Com prêmios nacionais e internacionais a Kessbier é um destes exemplos de empreendedorismo. Nascida em 2008, da curiosidade do advolgado Marco Aurélio Piacentini, a cerveja, antes produzida nas panelas de sua casa, começou a ganhar projeção com seus dois sócios, José Mar Bettú e Guilherme Jorge Giorgi, em 2012. “Passamos a investir efetivamente em 2013 e traçamos como meta principal a qualidade, o que está, inclusive, acima do volume de produção, que para nós é um elemento secundário.”

À época algumas pesquisas de mercado foram encomendadas, mas como o cenário era inexistente, não houve resposta. A alternativa foi o investimento às escuras. “De início tínhamos um barracão de 180 m², divididos entre área de produção, estoque e pub. Na parte da indústria montamos uma unidade de produção e colocamos cinco tanques fermentadores. Com um ano já estávamos ampliando e hoje nosso barracão tem 600 m². O diferencial é que cada produção é como se fosse uma tela em branco, a criatividade é infinita.”
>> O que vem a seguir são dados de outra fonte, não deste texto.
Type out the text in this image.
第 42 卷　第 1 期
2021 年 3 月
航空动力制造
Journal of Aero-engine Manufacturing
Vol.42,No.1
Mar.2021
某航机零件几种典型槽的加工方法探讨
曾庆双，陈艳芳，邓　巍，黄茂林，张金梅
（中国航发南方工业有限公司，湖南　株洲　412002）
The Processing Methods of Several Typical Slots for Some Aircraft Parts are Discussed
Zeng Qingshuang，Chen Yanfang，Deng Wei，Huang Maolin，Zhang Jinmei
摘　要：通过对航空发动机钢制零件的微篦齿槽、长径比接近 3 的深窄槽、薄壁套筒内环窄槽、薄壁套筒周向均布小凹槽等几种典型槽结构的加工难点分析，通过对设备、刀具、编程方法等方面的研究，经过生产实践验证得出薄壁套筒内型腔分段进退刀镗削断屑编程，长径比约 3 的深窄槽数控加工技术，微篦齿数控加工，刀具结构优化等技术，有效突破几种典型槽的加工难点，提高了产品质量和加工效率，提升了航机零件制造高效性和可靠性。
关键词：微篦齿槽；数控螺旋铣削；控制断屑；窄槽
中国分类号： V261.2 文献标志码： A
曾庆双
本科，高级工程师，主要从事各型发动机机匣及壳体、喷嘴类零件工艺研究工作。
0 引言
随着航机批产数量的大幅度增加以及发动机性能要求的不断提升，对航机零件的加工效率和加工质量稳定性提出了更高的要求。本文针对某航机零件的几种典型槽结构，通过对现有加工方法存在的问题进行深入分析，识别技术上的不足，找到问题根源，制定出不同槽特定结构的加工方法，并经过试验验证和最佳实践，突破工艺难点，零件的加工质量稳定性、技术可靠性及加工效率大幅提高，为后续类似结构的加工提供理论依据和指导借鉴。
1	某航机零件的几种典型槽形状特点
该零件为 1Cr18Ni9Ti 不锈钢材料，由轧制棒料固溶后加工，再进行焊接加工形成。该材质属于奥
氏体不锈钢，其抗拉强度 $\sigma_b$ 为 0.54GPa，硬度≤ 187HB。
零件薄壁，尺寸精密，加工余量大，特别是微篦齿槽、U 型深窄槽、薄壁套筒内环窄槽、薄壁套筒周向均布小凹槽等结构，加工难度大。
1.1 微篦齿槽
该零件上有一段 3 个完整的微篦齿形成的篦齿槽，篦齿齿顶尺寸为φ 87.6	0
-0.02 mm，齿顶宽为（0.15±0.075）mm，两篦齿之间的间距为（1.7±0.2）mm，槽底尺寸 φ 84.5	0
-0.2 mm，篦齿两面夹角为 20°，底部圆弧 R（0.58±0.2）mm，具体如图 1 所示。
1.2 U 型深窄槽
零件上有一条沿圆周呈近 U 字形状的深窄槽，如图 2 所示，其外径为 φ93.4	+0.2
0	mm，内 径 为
Pela própria inexperiência do trio, que hoje assume desde funções administrativas até o chão da fábrica, o volume de produção permaneceu estável até o início do ano passado, durante os primeiros 24 meses. “Queríamos conhecer o negócio, sem dar passos maiores que as pernas. Não lançamos um produto antes de muito estudo”. O crescimento gradativo encontrou suporte em parcerias, como a que foi fechada com o Hookerzm bar, na Capital. Agora já são três pontos de distribuição aqui, um Sinop e outro em Rondonópolis. “Nos vimos em uma região eqüidistante da Capital e de Sinop, que são dois grandes pólos e nos dão essa vantagem.”